A hard-working man, he worked all his life, on the farm, saving hay
The old way
You could see his haycocks in the distance, with their little covers
Like handkerchief hats on Brighton beach,
As you glimpsed them through a break in the trees.
Basket-weaver too; he showed us the results of his craft;
Baskets for logs and turf, told us how he chose the willow twigs
And bent them to his will.
A painter by profession, he worked a six day week
And put up with sciatic pain for years
With grace and good humour.
I heard he was a fine dancer once,
And have no doubt it’s true.
He was a proud man too
Not in some boastful, conceited way
But with tenderness and love.
For his wife’s fine baking (which is legendary)
For his daughter’s uncommon beauty,
The achievements of his children
And in later times his grand-children as well.
He had once lost, in a fire, everything; the lot,
Burnt to the very ground!
But he was truly grateful that all his family escaped, unharmed,
That was the only thing that really mattered, he knew.
He’d been so touched by kindness of his friends
Who came with what they could afford to give.
Most precious of these gifts perhaps, the photos
To replace his own that had all gone up in the smoke!

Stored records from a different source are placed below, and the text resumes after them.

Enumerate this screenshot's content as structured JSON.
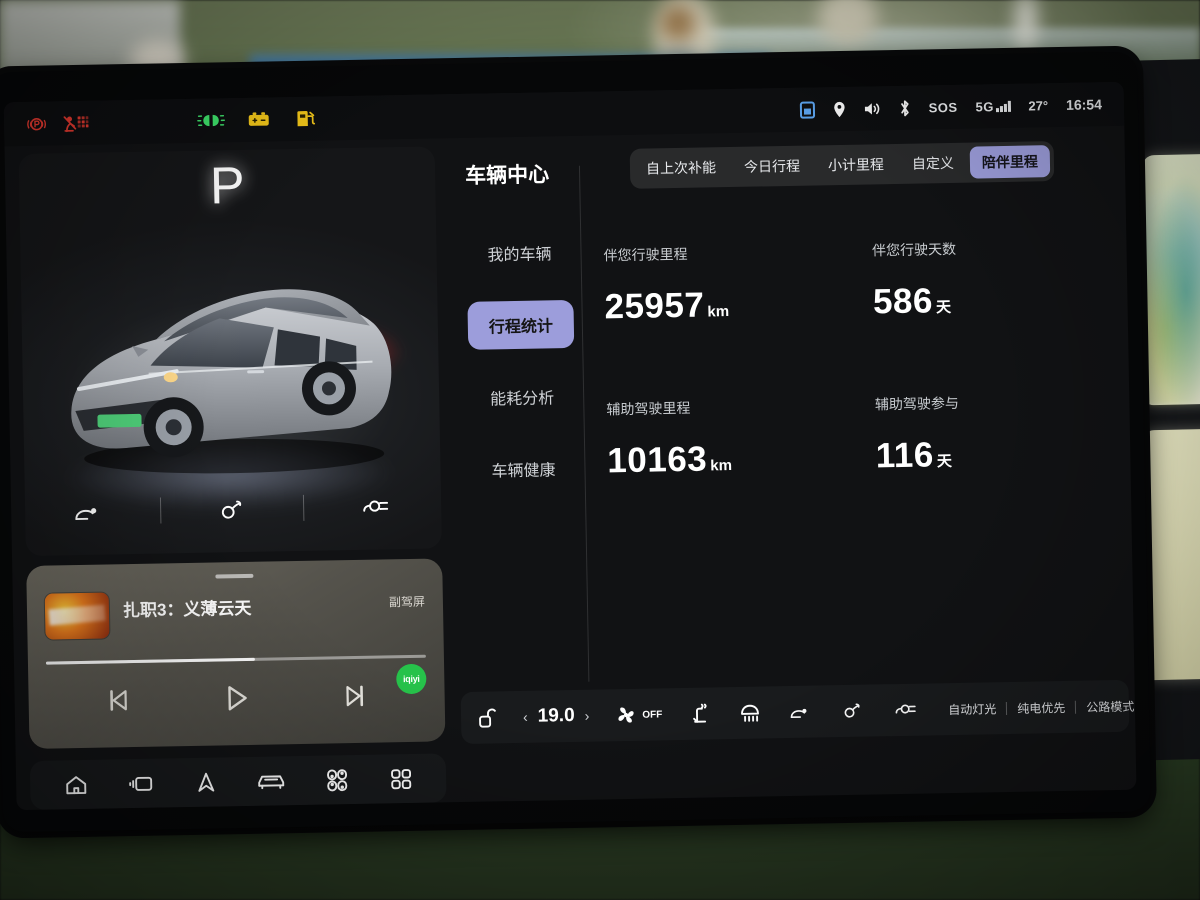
{
  "status_bar": {
    "left_telltales": [
      {
        "name": "parking-brake",
        "glyph": "((P))",
        "color": "#e4392f"
      },
      {
        "name": "airbag-warning",
        "glyph": "airbag",
        "color": "#e4392f"
      }
    ],
    "center_telltales": [
      {
        "name": "low-beam-headlight",
        "color": "#3ee06a"
      },
      {
        "name": "battery-warning",
        "color": "#f0c419"
      },
      {
        "name": "fuel-low",
        "color": "#f0c419"
      }
    ],
    "right_items": [
      {
        "name": "sim-card-icon",
        "label": ""
      },
      {
        "name": "location-icon",
        "label": ""
      },
      {
        "name": "volume-icon",
        "label": ""
      },
      {
        "name": "bluetooth-icon",
        "label": ""
      },
      {
        "name": "sos-icon",
        "label": "SOS"
      },
      {
        "name": "network-icon",
        "label": "5G"
      }
    ],
    "temperature": "27°",
    "clock": "16:54"
  },
  "left_panel": {
    "gear": "P",
    "car_model_alt": "silver SUV 3D model",
    "access_icons": [
      {
        "name": "tailgate-icon"
      },
      {
        "name": "fuel-cap-icon"
      },
      {
        "name": "charge-port-icon"
      }
    ]
  },
  "media": {
    "title": "扎职3：义薄云天",
    "source_label": "副驾屏",
    "progress_percent": 55,
    "badge_text": "iqiyi",
    "controls": [
      {
        "name": "previous-track-button"
      },
      {
        "name": "play-button"
      },
      {
        "name": "next-track-button"
      }
    ]
  },
  "dock": {
    "items": [
      {
        "name": "home-icon"
      },
      {
        "name": "media-icon"
      },
      {
        "name": "navigation-icon"
      },
      {
        "name": "car-icon"
      },
      {
        "name": "controls-icon"
      },
      {
        "name": "apps-grid-icon"
      }
    ]
  },
  "vehicle_center": {
    "title": "车辆中心",
    "nav": [
      {
        "label": "我的车辆",
        "active": false
      },
      {
        "label": "行程统计",
        "active": true
      },
      {
        "label": "能耗分析",
        "active": false
      },
      {
        "label": "车辆健康",
        "active": false
      }
    ],
    "tabs": [
      {
        "label": "自上次补能",
        "active": false
      },
      {
        "label": "今日行程",
        "active": false
      },
      {
        "label": "小计里程",
        "active": false
      },
      {
        "label": "自定义",
        "active": false
      },
      {
        "label": "陪伴里程",
        "active": true
      }
    ],
    "stats": [
      {
        "label": "伴您行驶里程",
        "value": "25957",
        "unit": "km"
      },
      {
        "label": "伴您行驶天数",
        "value": "586",
        "unit": "天"
      },
      {
        "label": "辅助驾驶里程",
        "value": "10163",
        "unit": "km"
      },
      {
        "label": "辅助驾驶参与",
        "value": "116",
        "unit": "天"
      }
    ]
  },
  "climate": {
    "lock_icon": "unlock-icon",
    "temperature": "19.0",
    "decrease_glyph": "‹",
    "increase_glyph": "›",
    "fan_state": "OFF",
    "quick_icons": [
      {
        "name": "seat-heat-icon"
      },
      {
        "name": "defrost-icon"
      },
      {
        "name": "tailgate-icon"
      },
      {
        "name": "fuel-cap-icon"
      },
      {
        "name": "charge-port-icon"
      }
    ],
    "modes": [
      {
        "label": "自动灯光"
      },
      {
        "label": "纯电优先"
      },
      {
        "label": "公路模式"
      }
    ]
  },
  "theme": {
    "accent_purple": "#9c9ddb",
    "screen_bg": "#111214",
    "panel_bg": "#17191b",
    "warning_red": "#e4392f",
    "warning_yellow": "#f0c419",
    "telltale_green": "#3ee06a",
    "badge_green": "#26c24a"
  }
}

When my partner, Pat, lay dying in a hospital bed,
For eight whole weeks
He came to see him every single day,
Save one, I think, as he was working far too far away
But came instead that night, if memory serves me right.
And now with his passing, it is a sad loss for us who’re left behind.
Up there, where earthly pains and aches are felt no more,
He and Pat will find a dance-partner apiece
And dance a polka set; quick feet slapping on some heavenly floor?